The Algorithm must be executed in a run-time complexity of O(h), while h is the height of the tree.

  • $\begingroup$ I suggest working through some examples. Take a look at an example and see what you could do about the problem you list. $\endgroup$
    – D.W.
    Commented Dec 10, 2020 at 20:39
  • $\begingroup$ The trick about useful trees is each node carrying information about its subtrees. In a BST, the key associated with a node is a limit for all keys both sub-trees. What would be helpful regarding amounts? $\endgroup$
    – greybeard
    Commented Dec 10, 2020 at 21:05

1 Answer 1


You can do it in $O(h)$ time only if you know some additional information at every node about the subtree rooted at that node. (Maybe @greybeard is suggesting the same in the comments). For example:

Suppose $x$ is any node in the tree, and suppose you know the number of nodes in the sub-tree rooted at $x$. Let us call this variable "x.total". Then, the following algorithm works in $O(h)$ time:

fun(root,K) // It returns the number of elements greter than K
---if (root = NULL)
------- return 0; 
---if(root.value > K)
-------- return fun(root.left_child,K) + 1 + root.right_child.total
-------- return fun(root.right_child,K) 

The correctness of the above algorithm follows due to the fact that the given tree is a Binary Search tree (BST).

Moreover, you can maintain the extra information (i.e, x.total) for all nodes by traversing the tree only once. You can use DFS procedure for the same.
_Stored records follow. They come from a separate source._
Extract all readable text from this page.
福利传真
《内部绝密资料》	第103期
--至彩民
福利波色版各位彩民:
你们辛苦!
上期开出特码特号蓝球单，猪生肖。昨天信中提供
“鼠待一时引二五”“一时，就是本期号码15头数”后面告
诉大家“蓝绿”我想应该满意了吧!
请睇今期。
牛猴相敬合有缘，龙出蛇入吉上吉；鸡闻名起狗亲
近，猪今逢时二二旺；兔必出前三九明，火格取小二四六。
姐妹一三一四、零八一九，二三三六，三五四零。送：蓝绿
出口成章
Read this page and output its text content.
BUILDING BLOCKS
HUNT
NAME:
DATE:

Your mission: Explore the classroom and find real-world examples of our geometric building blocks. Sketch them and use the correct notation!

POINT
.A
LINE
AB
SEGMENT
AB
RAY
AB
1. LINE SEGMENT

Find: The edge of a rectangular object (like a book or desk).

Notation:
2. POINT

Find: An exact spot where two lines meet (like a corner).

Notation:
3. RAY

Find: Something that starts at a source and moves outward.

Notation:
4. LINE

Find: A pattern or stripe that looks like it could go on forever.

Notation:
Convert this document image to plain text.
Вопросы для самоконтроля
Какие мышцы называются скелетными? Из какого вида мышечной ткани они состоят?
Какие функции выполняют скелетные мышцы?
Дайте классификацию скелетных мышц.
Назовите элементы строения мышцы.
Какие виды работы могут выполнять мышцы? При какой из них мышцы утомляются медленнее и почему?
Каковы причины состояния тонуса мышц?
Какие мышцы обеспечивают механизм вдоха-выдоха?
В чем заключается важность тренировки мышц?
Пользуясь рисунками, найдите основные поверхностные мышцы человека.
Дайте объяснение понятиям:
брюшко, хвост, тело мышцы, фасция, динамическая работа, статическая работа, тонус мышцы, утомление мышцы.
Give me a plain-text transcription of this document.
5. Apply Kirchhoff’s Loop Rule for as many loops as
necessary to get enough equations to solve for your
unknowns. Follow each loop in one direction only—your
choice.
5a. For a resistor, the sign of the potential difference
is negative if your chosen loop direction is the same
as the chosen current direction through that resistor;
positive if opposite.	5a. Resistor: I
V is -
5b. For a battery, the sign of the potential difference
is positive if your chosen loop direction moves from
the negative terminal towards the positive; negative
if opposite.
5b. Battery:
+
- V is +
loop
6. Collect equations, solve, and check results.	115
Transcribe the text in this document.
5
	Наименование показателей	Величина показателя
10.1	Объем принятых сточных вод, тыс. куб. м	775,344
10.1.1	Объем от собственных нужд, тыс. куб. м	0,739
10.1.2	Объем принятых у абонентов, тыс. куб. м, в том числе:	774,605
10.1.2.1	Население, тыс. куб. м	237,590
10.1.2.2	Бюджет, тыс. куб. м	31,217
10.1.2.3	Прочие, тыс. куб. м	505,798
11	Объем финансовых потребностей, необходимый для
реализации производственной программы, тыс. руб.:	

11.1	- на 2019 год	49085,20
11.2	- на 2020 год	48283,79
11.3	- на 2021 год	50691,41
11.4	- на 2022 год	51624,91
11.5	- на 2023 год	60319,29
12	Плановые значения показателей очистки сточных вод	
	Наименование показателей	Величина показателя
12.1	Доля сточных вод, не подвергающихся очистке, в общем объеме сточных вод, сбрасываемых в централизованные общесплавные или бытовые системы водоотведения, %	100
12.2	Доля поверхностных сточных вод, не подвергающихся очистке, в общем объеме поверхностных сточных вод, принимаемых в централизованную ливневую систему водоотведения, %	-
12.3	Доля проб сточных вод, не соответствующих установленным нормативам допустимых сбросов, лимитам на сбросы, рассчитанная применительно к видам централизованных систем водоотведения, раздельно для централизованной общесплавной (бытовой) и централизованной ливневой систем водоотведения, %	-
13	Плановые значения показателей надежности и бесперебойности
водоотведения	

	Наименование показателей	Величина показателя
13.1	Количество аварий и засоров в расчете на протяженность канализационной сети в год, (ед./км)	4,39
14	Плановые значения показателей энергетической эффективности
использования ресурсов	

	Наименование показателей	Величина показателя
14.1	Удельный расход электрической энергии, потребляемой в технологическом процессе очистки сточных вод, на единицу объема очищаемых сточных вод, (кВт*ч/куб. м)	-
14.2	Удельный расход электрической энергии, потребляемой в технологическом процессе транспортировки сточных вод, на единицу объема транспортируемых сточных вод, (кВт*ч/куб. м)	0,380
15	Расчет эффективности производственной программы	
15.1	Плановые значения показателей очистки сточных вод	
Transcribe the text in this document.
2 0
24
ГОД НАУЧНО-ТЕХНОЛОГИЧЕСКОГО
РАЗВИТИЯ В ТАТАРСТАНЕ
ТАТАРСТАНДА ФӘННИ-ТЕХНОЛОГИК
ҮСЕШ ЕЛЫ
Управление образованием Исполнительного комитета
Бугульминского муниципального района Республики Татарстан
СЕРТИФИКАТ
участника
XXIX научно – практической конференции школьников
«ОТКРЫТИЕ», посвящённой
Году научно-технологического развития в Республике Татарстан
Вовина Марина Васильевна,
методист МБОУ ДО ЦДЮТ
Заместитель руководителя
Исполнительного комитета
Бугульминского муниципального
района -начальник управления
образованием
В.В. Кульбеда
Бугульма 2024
Thus, the preprocessing time is only $O(n)$. And, the query time complexity would be just $O(h)$.

If you do not store any kind of extra information, then you can not do better than $O(n)$. For example: suppose the tree contains only positive elements and the query is for $K = 0$. Then, this query is the same as finding the total number of elements in the tree, which requires you to traverse every node and it essentially requires $\Omega(n)$ time.